【每日一题1112】正方形坐标

:mage:t2: 给定一个由四个点(x, y)坐标组成的列表,请编写一个函数,判断这四个点是否能组成正方形。

示例:
输入:[(1,1), (3,3), (1,3), (3,1)],输出:True
输入:·[(0, 0), (0,2), (2,0), (2,1)],输出:False

def is_square() -> bool:
    pass

assert is_square([(0, 0), (0, 2), (2, 0), (2, 1)]) is True
assert is_square([(1,1), (3,3), (1,3), (3,1)]) is True
assert is_square([(0, 0), (0,2), (2,0), (2,1)]) is False

题目难度:简单
题目来源:codewars: Do the points form a square?

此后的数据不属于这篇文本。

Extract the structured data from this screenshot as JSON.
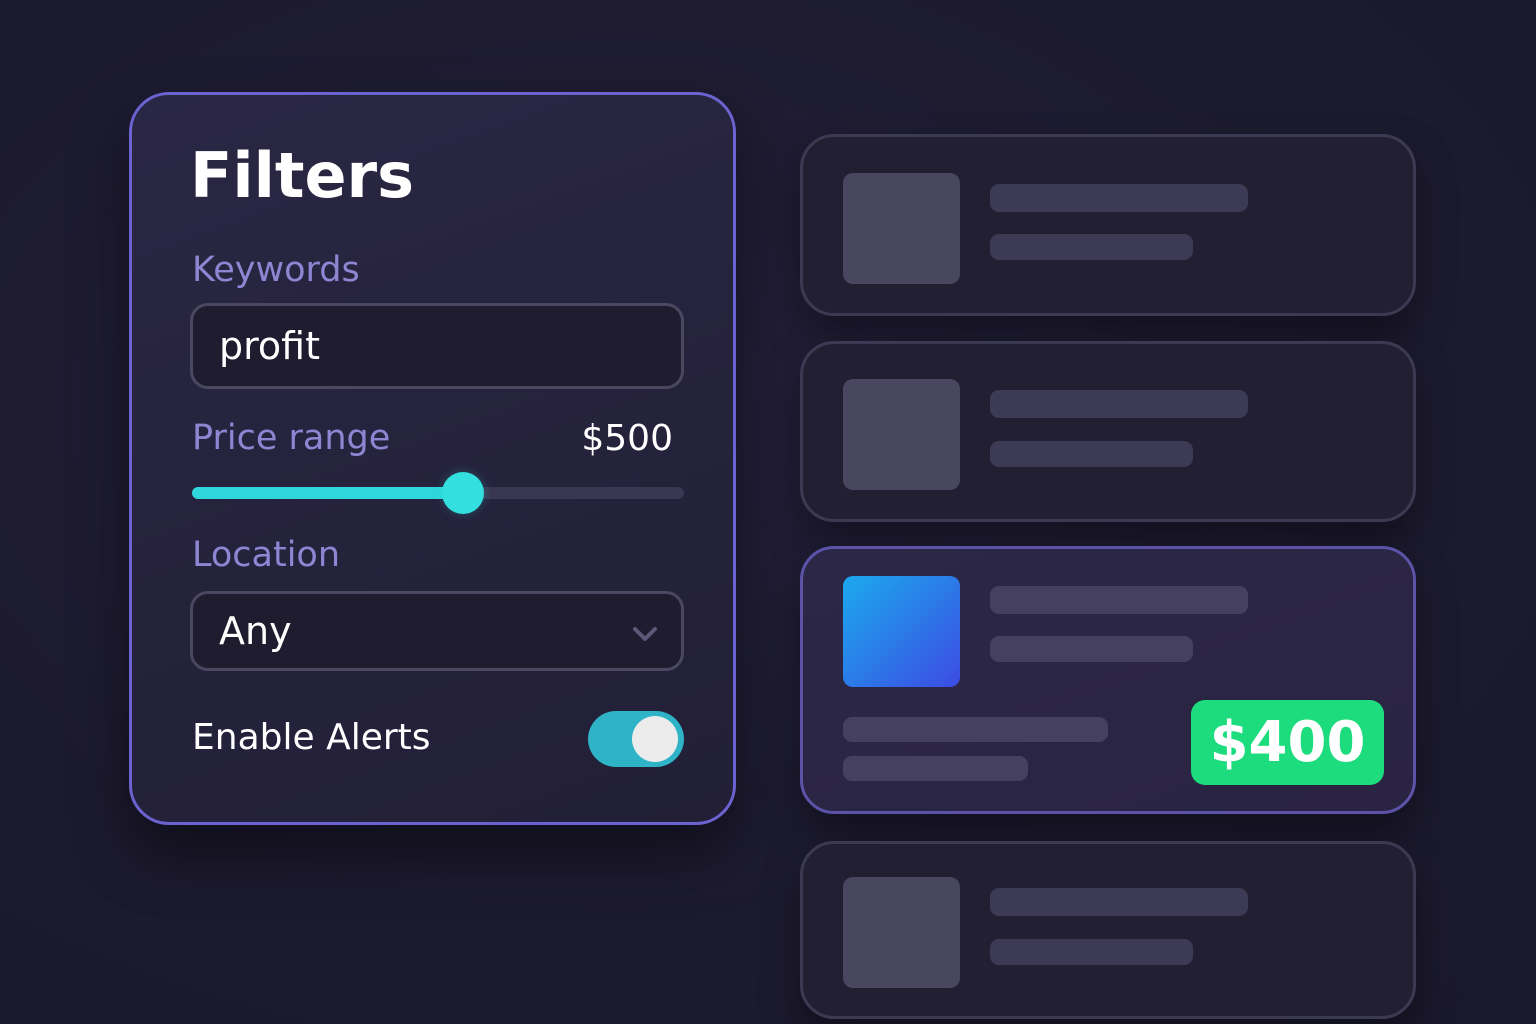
{
  "filters": {
    "title": "Filters",
    "keywords": {
      "label": "Keywords",
      "value": "profit"
    },
    "price_range": {
      "label": "Price range",
      "value_text": "$500",
      "slider_level": 0.55
    },
    "location": {
      "label": "Location",
      "selected": "Any"
    },
    "alerts": {
      "label": "Enable Alerts",
      "enabled": true
    }
  },
  "results": {
    "highlighted_price": "$400"
  },
  "colors": {
    "accent_border": "#6b63cf",
    "slider_accent": "#2fd7dc",
    "toggle_on": "#2fb3c6",
    "price_badge": "#1ddc7e",
    "label_text": "#8e86d2"
  },
  "icons": {
    "location_dropdown": "chevron-down-icon"
  }
}
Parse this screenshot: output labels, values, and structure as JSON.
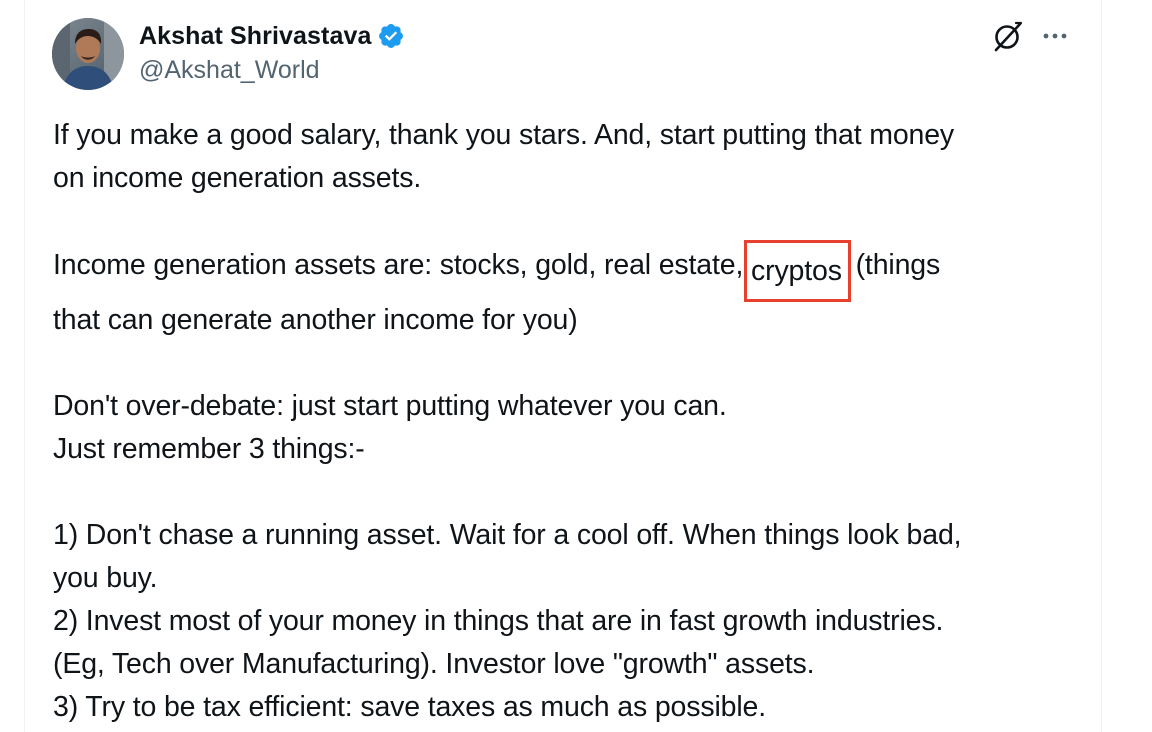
{
  "author": {
    "display_name": "Akshat Shrivastava",
    "handle": "@Akshat_World",
    "verified": true
  },
  "icons": {
    "verified": "verified-badge-icon",
    "grok": "grok-icon",
    "more": "more-options-icon"
  },
  "tweet": {
    "para1": {
      "line1": "If you make a good salary, thank you stars. And, start putting that money",
      "line2": "on income generation assets."
    },
    "para2": {
      "line1_before": "Income generation assets are: stocks, gold, real estate, ",
      "highlight": "cryptos",
      "line1_after": " (things",
      "line2": "that can generate another income for you)"
    },
    "para3": {
      "line1": "Don't over-debate: just start putting whatever you can.",
      "line2": "Just remember 3 things:-"
    },
    "para4": {
      "line1": "1) Don't chase a running asset. Wait for a cool off. When things look bad,",
      "line2": "you buy.",
      "line3": "2) Invest most of your money in things that are in fast growth industries.",
      "line4": "(Eg, Tech over Manufacturing). Investor love \"growth\" assets.",
      "line5": "3) Try to be tax efficient: save taxes as much as possible."
    }
  },
  "colors": {
    "text": "#0f1419",
    "secondary_text": "#536471",
    "verified_blue": "#1d9bf0",
    "highlight_box": "#e8402f"
  }
}
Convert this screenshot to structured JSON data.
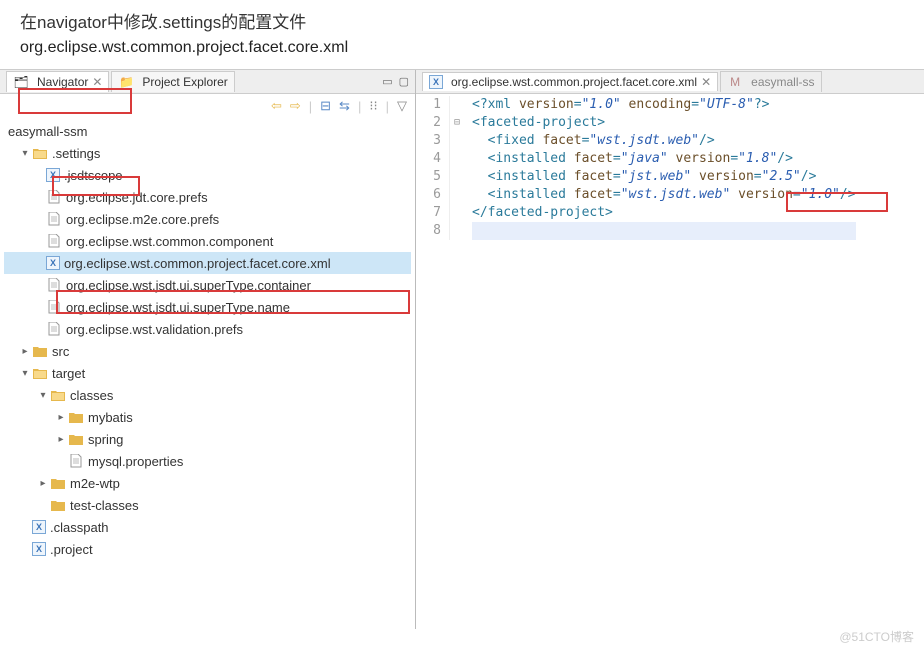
{
  "header": {
    "instruction": "在navigator中修改.settings的配置文件",
    "filename": "org.eclipse.wst.common.project.facet.core.xml"
  },
  "leftPanel": {
    "tabs": {
      "navigator": "Navigator",
      "projectExplorer": "Project Explorer"
    },
    "root": "easymall-ssm",
    "tree": {
      "settings": ".settings",
      "jsdtscope": ".jsdtscope",
      "jdtprefs": "org.eclipse.jdt.core.prefs",
      "m2eprefs": "org.eclipse.m2e.core.prefs",
      "wstcomp": "org.eclipse.wst.common.component",
      "facetcore": "org.eclipse.wst.common.project.facet.core.xml",
      "jsdtcont": "org.eclipse.wst.jsdt.ui.superType.container",
      "jsdtname": "org.eclipse.wst.jsdt.ui.superType.name",
      "wstvalid": "org.eclipse.wst.validation.prefs",
      "src": "src",
      "target": "target",
      "classes": "classes",
      "mybatis": "mybatis",
      "spring": "spring",
      "mysqlprops": "mysql.properties",
      "m2ewtp": "m2e-wtp",
      "testclasses": "test-classes",
      "classpath": ".classpath",
      "project": ".project"
    }
  },
  "rightPanel": {
    "tabs": {
      "active": "org.eclipse.wst.common.project.facet.core.xml",
      "inactive": "easymall-ss"
    },
    "lines": [
      "1",
      "2",
      "3",
      "4",
      "5",
      "6",
      "7",
      "8"
    ],
    "xml": {
      "pi_open": "<?xml",
      "pi_attr1": " version",
      "pi_val1": "\"1.0\"",
      "pi_attr2": " encoding",
      "pi_val2": "\"UTF-8\"",
      "pi_close": "?>",
      "root_open": "<faceted-project>",
      "fixed_open": "  <fixed",
      "facet_attr": " facet",
      "fixed_val": "\"wst.jsdt.web\"",
      "tag_selfclose": "/>",
      "inst_open": "  <installed",
      "java_val": "\"java\"",
      "version_attr": " version",
      "v18": "\"1.8\"",
      "jstweb_val": "\"jst.web\"",
      "v25": "\"2.5\"",
      "jsdtweb_val": "\"wst.jsdt.web\"",
      "v10": "\"1.0\"",
      "root_close": "</faceted-project>"
    }
  },
  "watermark": "@51CTO博客"
}
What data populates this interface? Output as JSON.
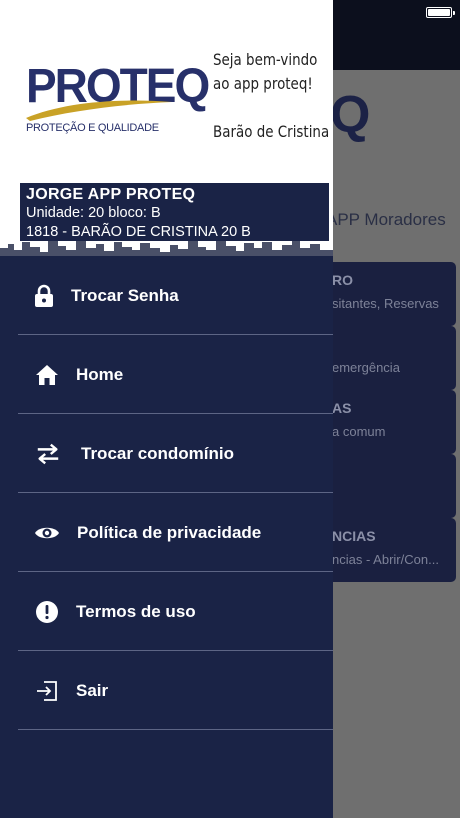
{
  "background_app": {
    "logo_fragment": "Q",
    "app_title": "APP Moradores",
    "cards": [
      {
        "title": "RO",
        "subtitle": "sitantes, Reservas"
      },
      {
        "title": "",
        "subtitle": "emergência"
      },
      {
        "title": "AS",
        "subtitle": "a comum"
      },
      {
        "title": "",
        "subtitle": ""
      },
      {
        "title": "NCIAS",
        "subtitle": "ncias - Abrir/Con..."
      }
    ]
  },
  "header": {
    "logo": {
      "word": "PROTEQ",
      "tagline": "PROTEÇÃO E QUALIDADE"
    },
    "welcome_line1": "Seja bem-vindo",
    "welcome_line2": "ao app proteq!",
    "condo_name": "Barão de Cristina"
  },
  "user": {
    "name": "JORGE APP PROTEQ",
    "unit": "Unidade: 20 bloco: B",
    "condo": "1818 - BARÃO DE CRISTINA 20 B"
  },
  "menu": [
    {
      "label": "Trocar Senha",
      "icon": "lock-icon"
    },
    {
      "label": "Home",
      "icon": "home-icon"
    },
    {
      "label": "Trocar condomínio",
      "icon": "swap-arrows-icon"
    },
    {
      "label": "Política de privacidade",
      "icon": "eye-icon"
    },
    {
      "label": "Termos de uso",
      "icon": "alert-circle-icon"
    },
    {
      "label": "Sair",
      "icon": "logout-icon"
    }
  ],
  "colors": {
    "drawer_bg": "#1a2346",
    "header_bg": "#ffffff",
    "brand": "#27306a",
    "accent_gold": "#c9a227"
  }
}
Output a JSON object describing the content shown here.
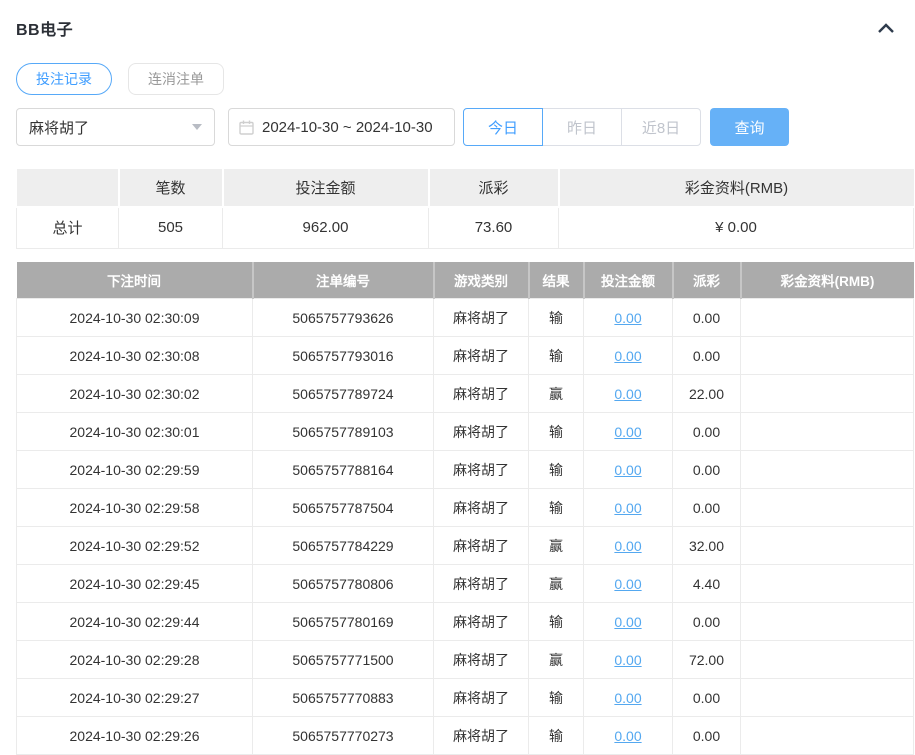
{
  "header": {
    "title": "BB电子",
    "collapse_icon": "chevron-up-icon"
  },
  "tabs": [
    {
      "label": "投注记录",
      "active": true
    },
    {
      "label": "连消注单",
      "active": false
    }
  ],
  "filters": {
    "game_select": {
      "value": "麻将胡了",
      "caret_icon": "chevron-down-icon"
    },
    "date_range": {
      "value": "2024-10-30 ~ 2024-10-30",
      "icon": "calendar-icon"
    },
    "quick_buttons": [
      {
        "label": "今日",
        "active": true
      },
      {
        "label": "昨日",
        "active": false
      },
      {
        "label": "近8日",
        "active": false
      }
    ],
    "search_label": "查询"
  },
  "summary_table": {
    "headers": [
      "",
      "笔数",
      "投注金额",
      "派彩",
      "彩金资料(RMB)"
    ],
    "total": {
      "label": "总计",
      "count": "505",
      "bet_amount": "962.00",
      "payout": "73.60",
      "bonus": "¥ 0.00"
    }
  },
  "records_table": {
    "headers": [
      "下注时间",
      "注单编号",
      "游戏类别",
      "结果",
      "投注金额",
      "派彩",
      "彩金资料(RMB)"
    ],
    "rows": [
      {
        "time": "2024-10-30 02:30:09",
        "bet_no": "5065757793626",
        "game": "麻将胡了",
        "result": "输",
        "bet_amount": "0.00",
        "payout": "0.00",
        "bonus": ""
      },
      {
        "time": "2024-10-30 02:30:08",
        "bet_no": "5065757793016",
        "game": "麻将胡了",
        "result": "输",
        "bet_amount": "0.00",
        "payout": "0.00",
        "bonus": ""
      },
      {
        "time": "2024-10-30 02:30:02",
        "bet_no": "5065757789724",
        "game": "麻将胡了",
        "result": "赢",
        "bet_amount": "0.00",
        "payout": "22.00",
        "bonus": ""
      },
      {
        "time": "2024-10-30 02:30:01",
        "bet_no": "5065757789103",
        "game": "麻将胡了",
        "result": "输",
        "bet_amount": "0.00",
        "payout": "0.00",
        "bonus": ""
      },
      {
        "time": "2024-10-30 02:29:59",
        "bet_no": "5065757788164",
        "game": "麻将胡了",
        "result": "输",
        "bet_amount": "0.00",
        "payout": "0.00",
        "bonus": ""
      },
      {
        "time": "2024-10-30 02:29:58",
        "bet_no": "5065757787504",
        "game": "麻将胡了",
        "result": "输",
        "bet_amount": "0.00",
        "payout": "0.00",
        "bonus": ""
      },
      {
        "time": "2024-10-30 02:29:52",
        "bet_no": "5065757784229",
        "game": "麻将胡了",
        "result": "赢",
        "bet_amount": "0.00",
        "payout": "32.00",
        "bonus": ""
      },
      {
        "time": "2024-10-30 02:29:45",
        "bet_no": "5065757780806",
        "game": "麻将胡了",
        "result": "赢",
        "bet_amount": "0.00",
        "payout": "4.40",
        "bonus": ""
      },
      {
        "time": "2024-10-30 02:29:44",
        "bet_no": "5065757780169",
        "game": "麻将胡了",
        "result": "输",
        "bet_amount": "0.00",
        "payout": "0.00",
        "bonus": ""
      },
      {
        "time": "2024-10-30 02:29:28",
        "bet_no": "5065757771500",
        "game": "麻将胡了",
        "result": "赢",
        "bet_amount": "0.00",
        "payout": "72.00",
        "bonus": ""
      },
      {
        "time": "2024-10-30 02:29:27",
        "bet_no": "5065757770883",
        "game": "麻将胡了",
        "result": "输",
        "bet_amount": "0.00",
        "payout": "0.00",
        "bonus": ""
      },
      {
        "time": "2024-10-30 02:29:26",
        "bet_no": "5065757770273",
        "game": "麻将胡了",
        "result": "输",
        "bet_amount": "0.00",
        "payout": "0.00",
        "bonus": ""
      }
    ]
  },
  "colors": {
    "accent_blue": "#409eff",
    "search_button_bg": "#66b1f7",
    "records_header_bg": "#ababab",
    "summary_header_bg": "#eeeeee",
    "amount_link": "#54a8f0"
  }
}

为什么第一个是true,第三个是false,这两不是一样的吗?

def is_square(coordinate_list) -> bool:
    # 四个点可能得顺序方式
    angle_list = [(0, 1, 2, 3), (0, 1, 3, 2), (0, 2, 3, 1), (0, 2, 1, 3), (0, 3, 2, 1), (0, 3, 1, 2)]
    for coor in angle_list:
        length_list = []
        for i in range(4):
            x1, y1 = coordinate_list[coor[i]][0], coordinate_list[coor[i]][1]
            x2, y2 = coordinate_list[coor[i + 1] if i < 3 else coor[0]][0], \
                     coordinate_list[coor[i + 1] if i < 3 else coor[0]][1]
            length = abs(pow((x1 - x2) ** 2 + (y1 - y2) ** 2, 1.0 / 2))
            length_list.append(length)
        # 判断四边是否相等,即是否为菱形
        if length_list[0] == length_list[1] == length_list[2] == length_list[3]:
            x1, y1 = coordinate_list[coor[0]][0], coordinate_list[coor[0]][1]
            x3, y3 = coordinate_list[coor[2]][0], coordinate_list[coor[2]][1]
            c_length_square = abs((x1 - x3) ** 2 + (y1 - y3) ** 2)
            # 判断是否存在直角
            if length_list[0] ** 2 + length_list[0] ** 2 == c_length_square:
                return True
    return False


# 修正了该断言
assert is_square([(0, 0), (0, 2), (2, 0), (2, 2)]) is True
assert is_square([(1, 1), (3, 3), (1, 3), (3, 1)]) is True
assert is_square([(0, 0), (0, 2), (2, 0), (2, 1)]) is False

def is_square(dots:list)->bool:
‘’’
给定一个由四个点(x, y)坐标组成的列表,请编写一个函数,判断这四个点是否能组成正方形。
:param dots:
:return:
‘’’
def dot_len(dotA,dotB)->int:
‘’’
给定两个点,判断两个点的距离
:param dots:
:return:
‘’’
if len(dotA)!= 2 or len(dotB)!=2:
return 0
return pow(pow(dotA[0] - dotB[0], 2) + pow(dotA[1] - dotB[1], 2), 0.5)
len_result =
for i in range(0, 3):
for j in range(i+1, 4):
data = dot_len(dots[i], dots[j])
len_result.append(data)
result_set = set(len_result)
print(len_result)
if len(result_set) == 2:
return True
return False
pass

def test_is_square():
assert is_square([(1, 1), (3, 3), (1, 3), (3, 1)]) == True
assert is_square([(0, 0), (0,2), (2,0), (2,1)]) == False

import math

def is_square1(l: list) → bool:

result = False

###先将列表中的四个坐标点排序

l.sort()

####求出四个点间的边长

a = math.sqrt((l[1][0] - l[0][0])**2 + (l[1][1] - l[0][1])**2)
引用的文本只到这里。